Management Commentary
- Derek Chang, President & CEO, Liberty Media: “Formula 1 delivered robust financial performance… In our first months of MotoGP ownership, we are working on near-term operating enhancements… increasingly confident in the quality of the sport and the strength of its fan base… approaching the final stages to complete our split-off of Liberty Live in December” .
- Stefano Domenicali, President & CEO, F1: “another incredible season… cultural cornerstone… new US distribution partnership with Apple… strong race renewals and early extensions in key markets… confident in the next chapter of growth at F1” .
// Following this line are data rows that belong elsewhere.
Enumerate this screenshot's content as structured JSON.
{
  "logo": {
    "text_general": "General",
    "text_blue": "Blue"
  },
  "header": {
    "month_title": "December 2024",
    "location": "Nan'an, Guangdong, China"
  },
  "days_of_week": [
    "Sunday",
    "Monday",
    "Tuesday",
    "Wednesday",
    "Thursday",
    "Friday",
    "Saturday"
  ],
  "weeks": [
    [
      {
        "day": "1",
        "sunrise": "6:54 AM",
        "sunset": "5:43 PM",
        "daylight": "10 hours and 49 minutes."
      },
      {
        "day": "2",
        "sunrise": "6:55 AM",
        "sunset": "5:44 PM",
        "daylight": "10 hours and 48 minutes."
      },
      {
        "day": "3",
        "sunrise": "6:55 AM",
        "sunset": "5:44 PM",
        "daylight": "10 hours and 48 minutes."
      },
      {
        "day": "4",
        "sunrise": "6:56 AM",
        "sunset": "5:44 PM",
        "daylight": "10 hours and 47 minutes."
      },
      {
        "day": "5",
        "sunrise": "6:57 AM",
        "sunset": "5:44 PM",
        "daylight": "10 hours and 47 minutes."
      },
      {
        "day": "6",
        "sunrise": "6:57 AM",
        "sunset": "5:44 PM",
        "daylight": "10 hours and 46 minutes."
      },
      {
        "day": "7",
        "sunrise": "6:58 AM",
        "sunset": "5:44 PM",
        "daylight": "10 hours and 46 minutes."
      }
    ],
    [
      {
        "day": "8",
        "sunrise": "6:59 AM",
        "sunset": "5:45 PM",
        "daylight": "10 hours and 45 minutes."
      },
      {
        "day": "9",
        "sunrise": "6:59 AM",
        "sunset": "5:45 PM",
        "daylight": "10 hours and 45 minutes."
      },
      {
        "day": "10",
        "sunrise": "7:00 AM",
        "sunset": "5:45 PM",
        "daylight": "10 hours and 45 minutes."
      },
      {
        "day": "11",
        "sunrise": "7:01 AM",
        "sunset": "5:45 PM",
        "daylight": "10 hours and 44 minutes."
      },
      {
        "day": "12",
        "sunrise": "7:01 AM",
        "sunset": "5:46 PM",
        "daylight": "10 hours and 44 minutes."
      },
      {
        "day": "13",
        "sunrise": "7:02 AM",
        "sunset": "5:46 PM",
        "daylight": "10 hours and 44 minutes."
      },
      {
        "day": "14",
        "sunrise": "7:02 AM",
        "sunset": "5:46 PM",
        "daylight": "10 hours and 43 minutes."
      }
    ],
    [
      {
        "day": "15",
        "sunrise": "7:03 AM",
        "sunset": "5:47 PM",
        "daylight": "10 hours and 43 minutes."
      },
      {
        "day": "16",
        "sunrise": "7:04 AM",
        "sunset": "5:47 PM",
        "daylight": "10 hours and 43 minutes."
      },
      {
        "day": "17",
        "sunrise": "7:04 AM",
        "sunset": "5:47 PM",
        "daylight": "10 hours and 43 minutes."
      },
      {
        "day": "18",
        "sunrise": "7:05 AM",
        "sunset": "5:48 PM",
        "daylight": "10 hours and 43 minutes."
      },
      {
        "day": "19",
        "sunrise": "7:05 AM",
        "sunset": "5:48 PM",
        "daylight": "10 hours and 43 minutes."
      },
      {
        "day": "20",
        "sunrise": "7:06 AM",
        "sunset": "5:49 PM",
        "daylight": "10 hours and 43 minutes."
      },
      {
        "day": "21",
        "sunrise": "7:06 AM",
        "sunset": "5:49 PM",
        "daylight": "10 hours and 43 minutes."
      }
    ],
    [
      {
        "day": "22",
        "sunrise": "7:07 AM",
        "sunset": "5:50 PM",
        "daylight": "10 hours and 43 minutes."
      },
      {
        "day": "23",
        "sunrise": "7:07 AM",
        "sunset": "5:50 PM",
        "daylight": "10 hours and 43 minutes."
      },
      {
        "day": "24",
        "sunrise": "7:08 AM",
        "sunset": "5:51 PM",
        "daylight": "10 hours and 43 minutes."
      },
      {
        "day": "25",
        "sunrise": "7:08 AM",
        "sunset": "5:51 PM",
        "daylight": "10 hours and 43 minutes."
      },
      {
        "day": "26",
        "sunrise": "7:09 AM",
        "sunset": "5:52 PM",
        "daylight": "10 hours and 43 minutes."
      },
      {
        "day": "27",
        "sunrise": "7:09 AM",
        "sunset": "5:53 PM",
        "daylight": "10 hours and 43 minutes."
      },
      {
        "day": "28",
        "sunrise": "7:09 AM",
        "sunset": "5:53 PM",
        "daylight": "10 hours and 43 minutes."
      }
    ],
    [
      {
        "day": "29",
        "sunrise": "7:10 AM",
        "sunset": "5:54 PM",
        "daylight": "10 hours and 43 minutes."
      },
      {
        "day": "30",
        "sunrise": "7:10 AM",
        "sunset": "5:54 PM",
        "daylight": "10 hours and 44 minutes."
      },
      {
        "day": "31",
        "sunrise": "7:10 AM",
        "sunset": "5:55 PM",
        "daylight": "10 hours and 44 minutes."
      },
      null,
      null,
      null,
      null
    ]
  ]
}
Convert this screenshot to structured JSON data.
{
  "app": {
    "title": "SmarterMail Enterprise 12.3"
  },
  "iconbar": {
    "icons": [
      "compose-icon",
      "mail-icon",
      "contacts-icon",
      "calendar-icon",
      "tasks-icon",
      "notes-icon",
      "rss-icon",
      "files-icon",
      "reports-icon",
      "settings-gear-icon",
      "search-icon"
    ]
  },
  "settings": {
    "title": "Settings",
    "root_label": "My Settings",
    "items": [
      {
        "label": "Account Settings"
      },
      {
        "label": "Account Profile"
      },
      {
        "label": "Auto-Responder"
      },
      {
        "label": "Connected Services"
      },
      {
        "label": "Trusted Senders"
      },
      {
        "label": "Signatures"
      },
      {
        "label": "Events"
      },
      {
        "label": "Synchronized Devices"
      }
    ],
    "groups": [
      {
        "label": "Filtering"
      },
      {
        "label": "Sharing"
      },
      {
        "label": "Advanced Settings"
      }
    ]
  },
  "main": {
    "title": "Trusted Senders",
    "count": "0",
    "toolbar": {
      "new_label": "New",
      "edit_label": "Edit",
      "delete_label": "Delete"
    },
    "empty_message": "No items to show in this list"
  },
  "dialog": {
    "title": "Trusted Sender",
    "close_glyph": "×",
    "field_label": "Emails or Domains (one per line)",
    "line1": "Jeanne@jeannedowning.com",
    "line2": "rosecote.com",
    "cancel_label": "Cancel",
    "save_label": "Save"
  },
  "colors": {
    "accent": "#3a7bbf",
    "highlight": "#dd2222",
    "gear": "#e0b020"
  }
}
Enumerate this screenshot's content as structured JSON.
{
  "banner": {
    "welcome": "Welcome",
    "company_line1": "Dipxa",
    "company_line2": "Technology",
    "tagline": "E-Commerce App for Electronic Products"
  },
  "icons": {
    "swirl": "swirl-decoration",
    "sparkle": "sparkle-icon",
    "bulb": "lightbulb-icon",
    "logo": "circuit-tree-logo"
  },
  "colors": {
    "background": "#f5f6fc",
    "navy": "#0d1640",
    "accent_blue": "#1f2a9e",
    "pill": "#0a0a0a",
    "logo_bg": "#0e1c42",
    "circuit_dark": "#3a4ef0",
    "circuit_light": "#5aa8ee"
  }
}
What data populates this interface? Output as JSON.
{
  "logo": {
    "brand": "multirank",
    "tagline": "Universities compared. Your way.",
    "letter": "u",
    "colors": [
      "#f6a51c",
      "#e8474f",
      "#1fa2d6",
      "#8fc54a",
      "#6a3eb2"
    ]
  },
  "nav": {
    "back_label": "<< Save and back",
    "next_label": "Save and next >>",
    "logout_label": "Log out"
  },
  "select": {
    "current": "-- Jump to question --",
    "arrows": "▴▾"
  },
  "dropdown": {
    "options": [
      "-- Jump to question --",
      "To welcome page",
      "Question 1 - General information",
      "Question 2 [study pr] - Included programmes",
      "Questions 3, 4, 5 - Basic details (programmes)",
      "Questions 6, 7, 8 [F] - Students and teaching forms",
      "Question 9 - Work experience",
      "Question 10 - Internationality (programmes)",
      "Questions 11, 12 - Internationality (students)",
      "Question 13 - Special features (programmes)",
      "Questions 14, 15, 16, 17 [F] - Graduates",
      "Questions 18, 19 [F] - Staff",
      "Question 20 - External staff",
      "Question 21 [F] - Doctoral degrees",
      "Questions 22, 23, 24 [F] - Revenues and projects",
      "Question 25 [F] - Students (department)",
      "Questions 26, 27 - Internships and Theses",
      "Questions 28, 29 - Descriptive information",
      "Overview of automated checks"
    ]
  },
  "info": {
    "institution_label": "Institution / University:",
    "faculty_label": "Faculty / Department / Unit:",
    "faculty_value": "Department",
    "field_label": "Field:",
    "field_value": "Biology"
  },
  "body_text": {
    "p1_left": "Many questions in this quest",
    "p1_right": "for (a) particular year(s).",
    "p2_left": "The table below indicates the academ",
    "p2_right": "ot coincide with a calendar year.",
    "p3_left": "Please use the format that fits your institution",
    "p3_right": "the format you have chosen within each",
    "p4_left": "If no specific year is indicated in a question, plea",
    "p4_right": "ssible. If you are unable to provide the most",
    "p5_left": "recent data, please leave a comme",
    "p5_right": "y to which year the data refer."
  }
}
- Carmelo Ezpeleta, President & CEO, MotoGP: “record attendance and growth in TV viewership, digital engagement and social followers… confident in the long-term opportunity” .
Q&A Highlights
- The Q3 2025 earnings call transcript was not available in the document repository; therefore, detailed Q&A topics, guidance clarifications, and tone shifts cannot be cited from primary transcripts [List: earnings-call-transcript returned none].
Estimates Context
- Wall Street consensus (S&P Global) for Q3 2025 EPS/revenue/EBITDA was unavailable for FWONA/FWONK in our tool mapping at the time of this analysis; comparisons vs estimates are N/A.
- Historical actuals (S&P Global) indicate revenue of $447M in Q1 2025 and $1,341M in Q2 2025; EBITDA of $67M in Q1 2025 and $356M in Q2 2025, providing context for the Q3 print at $1,085M revenue and $297M Adjusted OIBDA (company) . Q1/Q2 values marked with asterisks in the table above are Values retrieved from S&P Global.
Key Takeaways for Investors
- Mix quality improved: despite one fewer race, hospitality/licensing growth and new partners buoyed Adjusted OIBDA; this underscores durability in non-race revenue streams .
- Strategic optionality: Apple US broadcast partnership and marquee race renewals extend multi-year visibility; expect continued monetization of F1’s global audience and growing US footprint .
- MotoGP integration: early sponsorship/commercial momentum, but FX and servicing costs temper near-term margin; medium-term synergy and monetization levers remain .
- Balance sheet watch: post-acquisition leverage rose (F1 3.0x; MotoGP 5.6x); interest expense elevated, but F1 Term Loan B margin step-down provides some relief; focus on cash generation through seasonality and 2026 Concorde framework .
- Liberty Live split-off (Dec 15 target) is a discrete catalyst that could sharpen the F1/MotoGP equity story and remove tracking structure complexity .
- No numeric guidance and estimates mapping gaps limit beat/miss framing; narrative and contract wins are current stock drivers until full consensus coverage normalizes .
Citations: Earnings press release and attributed financials ; 10-Q financial statements, segment details and EPS -. Values marked with asterisk retrieved from S&P Global.